The Anglo Irish Church
Henry II’s son, Prince John, eventually took over the Ireland campaign. One of his first moves was to give the Diocese of Dublin to his Norman candidate. With it, he gave him grants of land and spiritual jurisdiction. Most notable of which was the area of Glendalough. Taking this off the Irish clergy took years to suppress and get handed over in 1192. It was the start of a clergy war that would last decades. It was a mess of Irish Clergy trying to keep a hold of their positions and rights to succession while the Normans countered by having their nominees often “violently installed” in the positions. Often times, after the Normans would successfully install their own candidate, the candidate would later resign due to not being able to communicate with the Irish locals. You know, because they didn’t speak Irish.
The Irish clergy and the locals needed the backing of the Pope if they wanted any semblance of control over their own country. But the Normans, their armies and the King of England were right at their doorstep and the Pope was a long way away. While he sided with the Irish many times, he sided with the Normans just as much, depending on who he had heard from last.
By 1220, Pope Honorius III was condemning the English customs. The Norman laws were manipulated to discriminate against the natives. Irish Clerics were excluded from ecclesiastical promotion. The Irish were also discriminated against in the administration of justice and controversies over ownership. Inability to speak the invader’s language was enough to ruin an Irish person’s case.

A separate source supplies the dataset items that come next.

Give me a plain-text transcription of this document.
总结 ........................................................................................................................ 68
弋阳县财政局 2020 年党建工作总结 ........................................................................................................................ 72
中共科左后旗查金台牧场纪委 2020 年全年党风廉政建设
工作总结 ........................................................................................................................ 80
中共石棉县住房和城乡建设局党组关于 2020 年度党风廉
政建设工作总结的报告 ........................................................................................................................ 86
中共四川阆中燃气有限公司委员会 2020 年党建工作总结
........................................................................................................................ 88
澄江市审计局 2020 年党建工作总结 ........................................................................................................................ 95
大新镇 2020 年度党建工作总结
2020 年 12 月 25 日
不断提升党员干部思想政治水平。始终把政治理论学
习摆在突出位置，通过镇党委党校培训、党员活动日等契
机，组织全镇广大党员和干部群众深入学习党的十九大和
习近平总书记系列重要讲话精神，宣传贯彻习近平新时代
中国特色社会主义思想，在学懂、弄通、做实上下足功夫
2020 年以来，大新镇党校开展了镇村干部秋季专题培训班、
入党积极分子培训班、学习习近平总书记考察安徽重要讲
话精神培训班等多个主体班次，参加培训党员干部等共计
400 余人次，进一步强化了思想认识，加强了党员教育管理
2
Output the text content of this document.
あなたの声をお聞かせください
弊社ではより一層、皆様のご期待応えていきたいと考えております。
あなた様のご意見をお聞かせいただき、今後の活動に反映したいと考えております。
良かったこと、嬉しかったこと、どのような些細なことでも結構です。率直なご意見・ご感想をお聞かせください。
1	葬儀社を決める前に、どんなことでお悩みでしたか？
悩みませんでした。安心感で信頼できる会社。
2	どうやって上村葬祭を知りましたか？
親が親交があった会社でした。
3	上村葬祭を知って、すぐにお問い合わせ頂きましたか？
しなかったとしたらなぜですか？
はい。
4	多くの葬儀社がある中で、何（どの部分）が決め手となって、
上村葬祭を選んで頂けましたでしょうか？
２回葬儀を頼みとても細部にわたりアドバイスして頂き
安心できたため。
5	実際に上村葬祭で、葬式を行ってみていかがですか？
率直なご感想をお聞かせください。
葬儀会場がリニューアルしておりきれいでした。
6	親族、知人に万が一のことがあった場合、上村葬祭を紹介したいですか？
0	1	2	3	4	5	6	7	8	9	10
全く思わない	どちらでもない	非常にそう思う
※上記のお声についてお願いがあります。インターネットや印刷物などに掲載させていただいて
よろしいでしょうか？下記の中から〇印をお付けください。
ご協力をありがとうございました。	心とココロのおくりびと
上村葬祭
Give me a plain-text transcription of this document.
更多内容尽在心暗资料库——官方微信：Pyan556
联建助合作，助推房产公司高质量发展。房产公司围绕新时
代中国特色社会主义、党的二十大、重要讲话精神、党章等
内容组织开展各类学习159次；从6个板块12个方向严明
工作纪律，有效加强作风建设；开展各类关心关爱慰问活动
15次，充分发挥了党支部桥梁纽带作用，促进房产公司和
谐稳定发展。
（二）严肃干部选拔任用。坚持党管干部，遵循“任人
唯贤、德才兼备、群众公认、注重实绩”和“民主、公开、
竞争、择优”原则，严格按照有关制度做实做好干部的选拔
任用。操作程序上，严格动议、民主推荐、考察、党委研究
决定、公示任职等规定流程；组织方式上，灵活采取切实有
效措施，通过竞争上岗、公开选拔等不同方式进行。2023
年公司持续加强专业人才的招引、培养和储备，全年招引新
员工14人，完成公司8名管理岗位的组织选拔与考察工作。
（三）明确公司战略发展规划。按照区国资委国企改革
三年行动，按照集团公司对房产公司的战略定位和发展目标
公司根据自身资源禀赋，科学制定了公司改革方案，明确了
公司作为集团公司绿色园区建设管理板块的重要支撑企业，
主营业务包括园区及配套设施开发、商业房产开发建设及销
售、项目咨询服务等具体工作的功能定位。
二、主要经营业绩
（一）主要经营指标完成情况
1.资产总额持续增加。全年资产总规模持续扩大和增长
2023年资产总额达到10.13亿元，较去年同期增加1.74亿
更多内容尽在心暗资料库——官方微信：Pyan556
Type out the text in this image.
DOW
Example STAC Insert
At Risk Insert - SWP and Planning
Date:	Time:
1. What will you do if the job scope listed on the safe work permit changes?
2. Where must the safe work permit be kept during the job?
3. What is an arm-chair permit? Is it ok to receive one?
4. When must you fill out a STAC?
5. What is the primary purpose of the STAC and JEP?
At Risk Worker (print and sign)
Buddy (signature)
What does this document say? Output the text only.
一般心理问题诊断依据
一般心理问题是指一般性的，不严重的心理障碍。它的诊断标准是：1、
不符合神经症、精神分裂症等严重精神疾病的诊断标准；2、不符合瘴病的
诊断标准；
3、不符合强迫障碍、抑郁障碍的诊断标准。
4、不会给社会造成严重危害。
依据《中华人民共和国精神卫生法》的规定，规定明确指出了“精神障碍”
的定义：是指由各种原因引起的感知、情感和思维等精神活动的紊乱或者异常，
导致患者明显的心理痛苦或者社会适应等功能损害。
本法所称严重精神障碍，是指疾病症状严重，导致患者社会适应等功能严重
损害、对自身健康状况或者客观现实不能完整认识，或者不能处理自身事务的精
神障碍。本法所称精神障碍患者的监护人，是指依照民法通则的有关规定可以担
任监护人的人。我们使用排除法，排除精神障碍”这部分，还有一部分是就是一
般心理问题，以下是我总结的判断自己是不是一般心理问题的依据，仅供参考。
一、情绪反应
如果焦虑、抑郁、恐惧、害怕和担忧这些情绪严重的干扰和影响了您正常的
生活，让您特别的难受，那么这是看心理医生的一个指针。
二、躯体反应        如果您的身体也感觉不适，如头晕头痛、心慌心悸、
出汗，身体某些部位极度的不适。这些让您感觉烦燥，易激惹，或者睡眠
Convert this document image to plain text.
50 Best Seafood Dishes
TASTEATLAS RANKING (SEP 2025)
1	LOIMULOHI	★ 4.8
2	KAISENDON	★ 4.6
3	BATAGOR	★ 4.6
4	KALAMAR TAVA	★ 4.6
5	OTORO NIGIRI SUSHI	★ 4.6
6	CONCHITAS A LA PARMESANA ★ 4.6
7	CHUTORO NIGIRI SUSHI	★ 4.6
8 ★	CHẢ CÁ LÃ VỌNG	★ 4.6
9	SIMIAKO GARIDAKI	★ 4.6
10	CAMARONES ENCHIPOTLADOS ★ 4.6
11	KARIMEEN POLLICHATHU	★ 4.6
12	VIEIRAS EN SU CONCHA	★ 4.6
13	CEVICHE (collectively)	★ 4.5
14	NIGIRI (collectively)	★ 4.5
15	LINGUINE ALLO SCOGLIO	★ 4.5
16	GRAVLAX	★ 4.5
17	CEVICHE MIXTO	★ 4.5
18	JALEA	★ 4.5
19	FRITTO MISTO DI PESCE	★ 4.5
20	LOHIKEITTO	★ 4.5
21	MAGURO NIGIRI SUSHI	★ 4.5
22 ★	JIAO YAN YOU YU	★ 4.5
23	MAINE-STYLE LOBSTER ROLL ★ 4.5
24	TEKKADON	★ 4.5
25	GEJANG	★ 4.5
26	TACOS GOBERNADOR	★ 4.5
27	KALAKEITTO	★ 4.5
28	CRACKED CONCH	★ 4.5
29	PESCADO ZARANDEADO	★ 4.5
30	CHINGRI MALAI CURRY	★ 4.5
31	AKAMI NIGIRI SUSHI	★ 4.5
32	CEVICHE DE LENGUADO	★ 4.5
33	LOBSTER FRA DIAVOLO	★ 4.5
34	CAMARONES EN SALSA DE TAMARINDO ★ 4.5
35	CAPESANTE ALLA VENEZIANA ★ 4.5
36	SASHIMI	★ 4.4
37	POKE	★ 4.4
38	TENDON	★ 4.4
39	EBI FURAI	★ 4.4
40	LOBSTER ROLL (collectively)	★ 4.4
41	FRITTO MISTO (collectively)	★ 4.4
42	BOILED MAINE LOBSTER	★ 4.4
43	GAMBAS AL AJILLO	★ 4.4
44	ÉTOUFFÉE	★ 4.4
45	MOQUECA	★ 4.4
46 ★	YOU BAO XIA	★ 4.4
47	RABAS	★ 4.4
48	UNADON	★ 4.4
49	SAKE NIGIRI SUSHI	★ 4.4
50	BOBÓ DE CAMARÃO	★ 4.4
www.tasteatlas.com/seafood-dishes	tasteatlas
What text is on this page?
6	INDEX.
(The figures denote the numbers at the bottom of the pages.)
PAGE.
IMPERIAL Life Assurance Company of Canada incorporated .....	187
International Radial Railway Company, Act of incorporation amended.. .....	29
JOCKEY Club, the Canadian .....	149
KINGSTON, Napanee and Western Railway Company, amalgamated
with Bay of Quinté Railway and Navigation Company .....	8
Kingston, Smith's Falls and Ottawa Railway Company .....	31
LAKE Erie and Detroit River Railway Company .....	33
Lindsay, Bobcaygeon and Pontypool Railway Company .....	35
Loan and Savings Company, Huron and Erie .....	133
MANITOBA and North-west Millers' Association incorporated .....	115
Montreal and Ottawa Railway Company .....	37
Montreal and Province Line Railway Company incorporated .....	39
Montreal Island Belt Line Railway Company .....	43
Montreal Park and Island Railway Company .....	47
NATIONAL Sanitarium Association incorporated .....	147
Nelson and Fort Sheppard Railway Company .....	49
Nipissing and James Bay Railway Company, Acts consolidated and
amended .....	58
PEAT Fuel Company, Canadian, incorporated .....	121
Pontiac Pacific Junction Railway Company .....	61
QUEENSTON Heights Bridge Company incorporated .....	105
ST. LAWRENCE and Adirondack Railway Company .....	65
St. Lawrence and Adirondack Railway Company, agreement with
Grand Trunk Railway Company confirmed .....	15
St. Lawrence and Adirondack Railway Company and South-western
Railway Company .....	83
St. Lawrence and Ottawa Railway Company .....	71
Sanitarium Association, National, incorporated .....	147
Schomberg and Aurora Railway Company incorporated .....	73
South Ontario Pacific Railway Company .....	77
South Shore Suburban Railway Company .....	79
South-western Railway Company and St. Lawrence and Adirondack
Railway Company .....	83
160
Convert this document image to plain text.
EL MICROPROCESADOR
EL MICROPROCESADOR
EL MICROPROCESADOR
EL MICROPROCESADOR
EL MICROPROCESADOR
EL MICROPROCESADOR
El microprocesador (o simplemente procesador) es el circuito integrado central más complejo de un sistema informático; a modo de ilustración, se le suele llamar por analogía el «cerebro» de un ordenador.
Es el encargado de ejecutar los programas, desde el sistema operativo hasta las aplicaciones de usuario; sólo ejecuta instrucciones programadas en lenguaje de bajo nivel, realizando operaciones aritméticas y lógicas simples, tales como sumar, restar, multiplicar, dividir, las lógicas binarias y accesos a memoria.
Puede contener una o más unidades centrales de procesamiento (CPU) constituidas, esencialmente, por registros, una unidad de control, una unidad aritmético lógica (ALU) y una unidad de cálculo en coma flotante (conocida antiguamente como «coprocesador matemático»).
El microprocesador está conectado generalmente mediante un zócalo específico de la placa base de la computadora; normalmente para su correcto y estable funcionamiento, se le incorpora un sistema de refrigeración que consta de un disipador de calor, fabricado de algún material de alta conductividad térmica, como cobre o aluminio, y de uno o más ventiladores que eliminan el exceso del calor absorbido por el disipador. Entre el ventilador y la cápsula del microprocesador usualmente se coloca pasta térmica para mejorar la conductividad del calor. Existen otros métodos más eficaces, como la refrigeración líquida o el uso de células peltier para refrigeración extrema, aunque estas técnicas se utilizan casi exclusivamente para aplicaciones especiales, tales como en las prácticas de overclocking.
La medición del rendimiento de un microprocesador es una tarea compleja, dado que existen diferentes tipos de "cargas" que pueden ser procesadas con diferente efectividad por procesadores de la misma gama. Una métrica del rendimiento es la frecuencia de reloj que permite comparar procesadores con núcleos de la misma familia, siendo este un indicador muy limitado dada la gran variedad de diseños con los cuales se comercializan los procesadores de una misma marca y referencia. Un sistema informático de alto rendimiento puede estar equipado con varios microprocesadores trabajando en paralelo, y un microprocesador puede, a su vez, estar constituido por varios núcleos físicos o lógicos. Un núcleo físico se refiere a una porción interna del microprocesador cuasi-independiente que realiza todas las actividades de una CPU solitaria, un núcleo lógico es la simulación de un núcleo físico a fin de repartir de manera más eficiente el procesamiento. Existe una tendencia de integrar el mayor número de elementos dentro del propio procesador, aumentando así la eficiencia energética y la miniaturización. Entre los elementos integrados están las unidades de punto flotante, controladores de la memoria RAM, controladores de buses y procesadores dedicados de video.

In 1221, Arch-bishop of Cashel, an Irishman, had been kidnapped and hidden away by English magnates with the support of the English King. This kind of thing had become very common. The king put his case forward to the pope that the rules had to be harsh against the Irish as they were so ferocious. He also reminded him that the Normans had moved into the country at the approval of the pope.
There became evidence of two types of churches in Ireland. Dublin, where the most fresh blood was introduced from England on a regular basis, was run the way all corporate papal churches were run on the continent. The rest around Ireland were still in their pre-Norman form, for the most part. They still taught and spread the Catholic word but they didn’t need the protection of the pope for their positions, except if the Normans moved into the area. The division of the corporate church and the Irish church is reflected in the Papal register. Letters sent to the English clergy in Ireland were addressed to Anglia while the Irish clergy were addressed to Hibernia. The divide was very evident.